FIG. 4 shows a three-dimensional section of the screw-tap 1 according to the invention. The tapered form of the starting taper 2 of the tap 1, with the depth of profile of the cutting lands 3 increasing with increasing depth of penetration, can be clearly seen. In the embodiment shown, the width of the chamfer 9 also increases with increasing depth of penetration. The overall cutting geometry is positive, so that the wedge angle between the extensions of the flanks 8 and cutting faces 10 is less than 90°, while the chamfer face includes an angle of distinctly more than 90° with the flank.

Although the present invention has been described in connection with preferred embodiments thereof, it will be appreciated by those skilled in the art that additions, deletions, modifications, and substitutions not specifically described may be made without departing from the spirit and scope of the invention as defined in the appended claims.

Claims

1. Screw-tap comprising at least two cutting lands with respective cutting edges, wherein the cutting edges have, at least in a starting taper region thereof, a chamfer with a negative angle that reduces a rake angle of the cutting edges, wherein an angle of the chamfer to a plane oriented perpendicular to a surface produced in a workpiece has a value in a range of −10° to −60°.

2. The screw-tap according to claim 1 wherein an overall cutting geometry of the screw-tap, disregarding the chamfer, is positive.

3. The screw-tap according to claim 1 wherein an overall cutting geometry of the screw-tap, disregarding the chamber, is negative.

4. The screw-tap according to claim 4 wherein the range is −30° to 45°.

5. The screw-tap according to claim 4 wherein the value is substantially −35°.

6. The screw-tap according to claim 1 wherein the chamfer additionally extends to at lest part of the cutting edges in the region of the guide part.

7. The screw-tap according to claim 1 wherein a width of the chamfer in the starting taper region increases from the tip of the screw-tap towards the shank.

8. The screw-tap according to claim 1 wherein the screw-tap is made of hard metal.

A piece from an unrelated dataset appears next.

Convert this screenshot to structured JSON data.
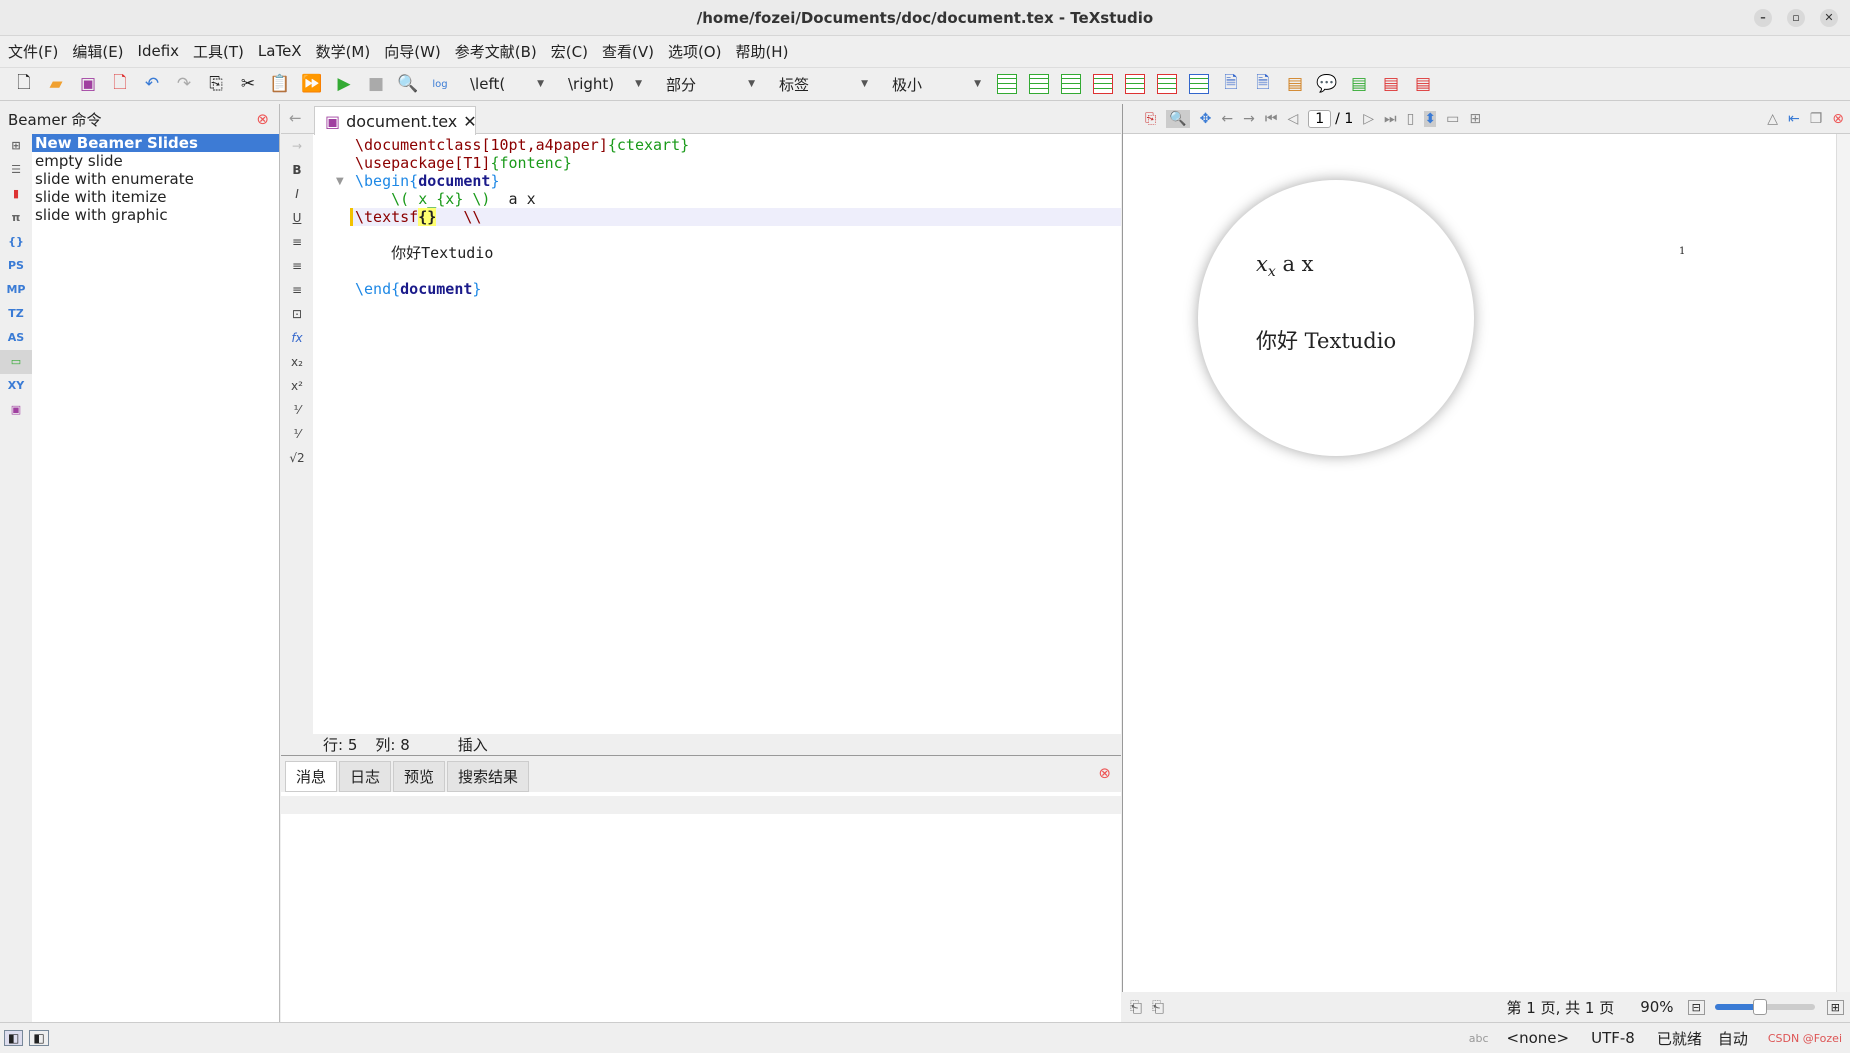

9. Screw-tap comprising at least two cutting lands with respective cutting edges, wherein each cutting edge has at least in a starting taper region thereof, a chamfer with a negative angle that reduces a rake angle of the cutting edge, wherein a width of the chamfer is between 0.05 and 0.75 times a depth of profile.

10. The screw-tap according to claim 9 wherein the w9idth is between 0.25 and 0.5 times the depth of profile.

11. The screw-tap according to claim 9 wherein a width of the chamfer in the starting taper region increases from the tip of the screw-tap towards the shank.